Türkiye'de infial yaratan 'Sıla bebek' davası ertelendi!
Tekirdağ’ın Malkara ilçesinde, 2 yaşındaki Sıla Yeniçeri'nin cinsel istismar ve şiddet sonucu hayatını kaybetmesiyle ilgili dava bugün başladı ancak ilk duruşmada 5 Şubat 2025 tarihine ertelendi.
Türkiye genelinde infiale yol açan olayda, beş şüpheli hakkında hazırlanan iddianame Tekirdağ 2. Ağır Ceza Mahkemesi tarafından kabul edilmişti.
KAPALI DURUŞMA KARARI
Duruşmada, Ceza Muhakemesi Kanunu’nun 185. maddesi gereği, yetişkinlerle birlikte suça sürüklenen çocuklar da yargılanacağından mahkeme kapalı yapıldı. Kamuoyunun yakından takip ettiği davada, hem sanıkların savunmaları hem de mağdura ilişkin detaylar mahkeme kayıtlarına geçti.
İDDİANAMEDE AĞIR SUÇLAMALAR
İddianameye göre, anne Bakiye Yeniçeri, 2 yaşındaki kızını koruma yükümlülüğünü ihlal ederek istismar ve şiddet ortamına sürükledi, suç delillerini gizledi.
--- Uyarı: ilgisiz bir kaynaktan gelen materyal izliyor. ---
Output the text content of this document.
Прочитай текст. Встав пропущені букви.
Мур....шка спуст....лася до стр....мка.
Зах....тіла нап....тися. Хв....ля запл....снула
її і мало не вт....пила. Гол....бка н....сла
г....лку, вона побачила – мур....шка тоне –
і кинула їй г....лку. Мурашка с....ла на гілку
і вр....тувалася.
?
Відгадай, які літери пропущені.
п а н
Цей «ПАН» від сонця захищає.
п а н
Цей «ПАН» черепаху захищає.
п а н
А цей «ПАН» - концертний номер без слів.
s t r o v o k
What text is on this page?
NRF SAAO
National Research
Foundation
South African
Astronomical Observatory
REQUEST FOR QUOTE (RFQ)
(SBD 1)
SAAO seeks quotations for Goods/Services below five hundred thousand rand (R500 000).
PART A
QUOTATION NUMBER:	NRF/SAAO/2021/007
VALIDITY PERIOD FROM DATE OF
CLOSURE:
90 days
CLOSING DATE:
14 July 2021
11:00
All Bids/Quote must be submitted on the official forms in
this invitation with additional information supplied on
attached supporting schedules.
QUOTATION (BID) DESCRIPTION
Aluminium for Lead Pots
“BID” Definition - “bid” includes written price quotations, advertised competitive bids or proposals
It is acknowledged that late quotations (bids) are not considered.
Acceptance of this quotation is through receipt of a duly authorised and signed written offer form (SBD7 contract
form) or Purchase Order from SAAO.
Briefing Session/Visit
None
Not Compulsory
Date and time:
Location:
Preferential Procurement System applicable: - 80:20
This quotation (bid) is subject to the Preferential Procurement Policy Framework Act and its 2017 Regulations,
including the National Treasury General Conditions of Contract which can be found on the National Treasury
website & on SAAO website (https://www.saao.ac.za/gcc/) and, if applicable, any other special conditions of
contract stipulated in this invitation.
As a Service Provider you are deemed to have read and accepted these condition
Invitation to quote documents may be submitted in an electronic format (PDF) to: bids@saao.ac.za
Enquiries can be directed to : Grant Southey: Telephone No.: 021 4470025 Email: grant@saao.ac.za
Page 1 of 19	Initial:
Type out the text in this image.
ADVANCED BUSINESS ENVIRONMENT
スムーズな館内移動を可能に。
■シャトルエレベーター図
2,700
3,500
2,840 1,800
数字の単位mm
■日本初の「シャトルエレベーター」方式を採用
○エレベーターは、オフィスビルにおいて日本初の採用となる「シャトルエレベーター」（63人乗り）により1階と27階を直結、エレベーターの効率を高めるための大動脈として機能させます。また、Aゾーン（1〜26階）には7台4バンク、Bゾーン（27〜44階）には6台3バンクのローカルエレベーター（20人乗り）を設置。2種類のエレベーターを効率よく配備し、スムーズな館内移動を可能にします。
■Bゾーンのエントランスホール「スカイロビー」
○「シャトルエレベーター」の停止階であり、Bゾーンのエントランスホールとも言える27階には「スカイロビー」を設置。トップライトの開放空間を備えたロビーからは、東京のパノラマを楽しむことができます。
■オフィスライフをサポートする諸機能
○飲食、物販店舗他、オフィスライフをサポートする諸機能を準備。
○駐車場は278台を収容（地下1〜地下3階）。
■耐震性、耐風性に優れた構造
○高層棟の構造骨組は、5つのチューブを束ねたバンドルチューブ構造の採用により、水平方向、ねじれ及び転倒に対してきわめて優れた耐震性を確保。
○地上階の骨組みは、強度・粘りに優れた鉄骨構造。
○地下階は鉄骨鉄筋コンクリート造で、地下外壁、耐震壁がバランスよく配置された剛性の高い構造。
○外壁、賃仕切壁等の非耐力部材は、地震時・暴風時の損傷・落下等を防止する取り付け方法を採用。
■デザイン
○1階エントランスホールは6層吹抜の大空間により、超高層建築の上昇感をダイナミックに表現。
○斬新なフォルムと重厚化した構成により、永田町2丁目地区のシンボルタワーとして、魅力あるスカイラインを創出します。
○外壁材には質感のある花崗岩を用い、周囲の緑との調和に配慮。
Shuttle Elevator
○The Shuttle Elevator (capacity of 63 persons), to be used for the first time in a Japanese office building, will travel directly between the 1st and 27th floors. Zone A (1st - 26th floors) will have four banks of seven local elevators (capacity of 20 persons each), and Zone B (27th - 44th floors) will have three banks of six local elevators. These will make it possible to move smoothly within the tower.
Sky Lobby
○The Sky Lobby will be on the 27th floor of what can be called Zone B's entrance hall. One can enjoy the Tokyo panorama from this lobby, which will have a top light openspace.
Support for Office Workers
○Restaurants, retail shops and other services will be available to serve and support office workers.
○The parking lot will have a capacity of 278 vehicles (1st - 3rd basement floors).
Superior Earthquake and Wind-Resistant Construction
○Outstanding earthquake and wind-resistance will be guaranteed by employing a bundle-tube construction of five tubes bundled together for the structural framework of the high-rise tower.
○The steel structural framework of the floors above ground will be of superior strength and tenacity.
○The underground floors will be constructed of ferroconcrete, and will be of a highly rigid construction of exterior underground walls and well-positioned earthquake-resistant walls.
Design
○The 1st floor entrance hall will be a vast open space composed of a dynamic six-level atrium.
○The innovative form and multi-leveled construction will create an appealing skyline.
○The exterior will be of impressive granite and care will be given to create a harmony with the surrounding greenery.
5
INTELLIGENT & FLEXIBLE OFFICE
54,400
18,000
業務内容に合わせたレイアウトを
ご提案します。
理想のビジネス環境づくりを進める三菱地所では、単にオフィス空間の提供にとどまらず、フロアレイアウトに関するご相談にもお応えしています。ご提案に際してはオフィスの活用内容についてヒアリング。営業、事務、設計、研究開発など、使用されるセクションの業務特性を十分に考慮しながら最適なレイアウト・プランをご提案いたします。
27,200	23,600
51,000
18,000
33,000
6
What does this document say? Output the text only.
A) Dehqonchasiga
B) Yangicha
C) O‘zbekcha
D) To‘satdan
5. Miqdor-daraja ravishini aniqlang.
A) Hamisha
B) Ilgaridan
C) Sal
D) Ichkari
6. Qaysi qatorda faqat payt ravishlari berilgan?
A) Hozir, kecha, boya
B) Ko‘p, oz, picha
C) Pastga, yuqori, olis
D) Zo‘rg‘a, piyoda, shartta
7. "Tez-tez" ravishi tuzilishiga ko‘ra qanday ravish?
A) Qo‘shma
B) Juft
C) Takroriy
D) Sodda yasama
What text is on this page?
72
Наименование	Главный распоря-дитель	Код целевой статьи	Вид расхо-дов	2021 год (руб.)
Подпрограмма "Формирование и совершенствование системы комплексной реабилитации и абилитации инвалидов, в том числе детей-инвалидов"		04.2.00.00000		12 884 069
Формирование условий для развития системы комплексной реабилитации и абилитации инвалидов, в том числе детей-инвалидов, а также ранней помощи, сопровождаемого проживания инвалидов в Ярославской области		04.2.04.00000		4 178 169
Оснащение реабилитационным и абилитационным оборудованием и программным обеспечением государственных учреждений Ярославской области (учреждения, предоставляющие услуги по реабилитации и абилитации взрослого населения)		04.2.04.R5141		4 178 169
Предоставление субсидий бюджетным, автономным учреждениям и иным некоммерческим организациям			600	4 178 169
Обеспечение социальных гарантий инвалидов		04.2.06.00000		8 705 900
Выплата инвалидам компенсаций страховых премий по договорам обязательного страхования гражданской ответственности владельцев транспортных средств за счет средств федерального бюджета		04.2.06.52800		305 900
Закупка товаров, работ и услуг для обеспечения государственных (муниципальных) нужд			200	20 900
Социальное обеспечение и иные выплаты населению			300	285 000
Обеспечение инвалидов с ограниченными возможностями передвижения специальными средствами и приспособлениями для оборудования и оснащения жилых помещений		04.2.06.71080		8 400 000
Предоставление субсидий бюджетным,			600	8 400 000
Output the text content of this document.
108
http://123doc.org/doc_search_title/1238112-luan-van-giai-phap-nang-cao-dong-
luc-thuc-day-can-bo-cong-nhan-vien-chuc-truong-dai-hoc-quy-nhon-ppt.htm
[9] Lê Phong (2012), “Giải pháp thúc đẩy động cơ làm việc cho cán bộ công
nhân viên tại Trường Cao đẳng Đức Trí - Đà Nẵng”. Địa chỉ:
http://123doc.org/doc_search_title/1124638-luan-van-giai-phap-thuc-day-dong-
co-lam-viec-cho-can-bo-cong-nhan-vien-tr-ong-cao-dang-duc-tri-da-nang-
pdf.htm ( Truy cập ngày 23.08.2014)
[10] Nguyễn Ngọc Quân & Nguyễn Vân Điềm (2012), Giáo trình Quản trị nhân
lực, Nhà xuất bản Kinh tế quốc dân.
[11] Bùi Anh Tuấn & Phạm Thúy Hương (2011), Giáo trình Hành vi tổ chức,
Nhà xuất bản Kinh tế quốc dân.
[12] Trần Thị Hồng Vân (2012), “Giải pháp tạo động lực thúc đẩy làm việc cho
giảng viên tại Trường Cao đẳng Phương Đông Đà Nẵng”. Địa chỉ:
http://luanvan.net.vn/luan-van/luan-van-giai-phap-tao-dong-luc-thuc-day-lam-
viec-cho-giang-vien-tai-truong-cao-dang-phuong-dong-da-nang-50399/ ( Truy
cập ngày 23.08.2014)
Anne için 67 yıl, komşu Kani A. için 28 yıl 6 ay, Bakiye’nin sevgilisi Sanlı Ö. için ise “suçu bildirmeme” suçundan 1 yıl 6 ay hapis cezası talep ediliyor. Suça sürüklenen çocuklardan G.K. için 66 yıl, K.A. için 48 yıl hapis cezası isteniyor.
KORKUNÇ DETAYLAR ORTAYA ÇIKTI
Adli Tıp Kurumu’nun raporları, Sıla bebeğin ölümüne neden olan ihmal ve şiddetin boyutlarını gözler önüne serdi. Raporda, başına aldığı darbeler sonucu beyin kanaması geçiren Sıla’nın, anal bölgesinde travma bulgularına rastlandığı ifade edildi. 30 gün boyunca yaşam mücadelesi veren talihsiz çocuk, 7 Ekim 2024’te hayatını kaybetti.
AİLENİN SESSİZLİĞİ, TOPLUMUN İSYANI
Davanın ertelenmesi, mağdur yakınlarını derin bir üzüntüye boğarken, duruşma salonu önünde toplanan vatandaşlar ve kadın hakları savunucuları adalet taleplerini dile getirdi. Kadın Cinayetlerini Durduracağız Platformu, duruşma sonrası yaptığı açıklamada, "Sıla bebeğin yaşam hakkını elinden alanlara en ağır cezanın verilmesi için mücadele edeceğiz. Bu dava yalnızca bir adalet davası değil, toplumsal bir sorumluluktur" ifadelerine yer verdi.
TOPLUMSAL YARA DERİNLEŞİYOR
Sıla bebeğin ölümüyle bir kez daha gündeme gelen çocuk istismarı ve aile içi şiddet, toplumsal bir yara olmaya devam ediyor. Uzmanlar, bu tür olayların önlenmesi için erken müdahale mekanizmalarının güçlendirilmesi ve çocukların korunmasına yönelik hukuki tedbirlerin sıkılaştırılması gerektiğini bir kez daha gündeme getirdi.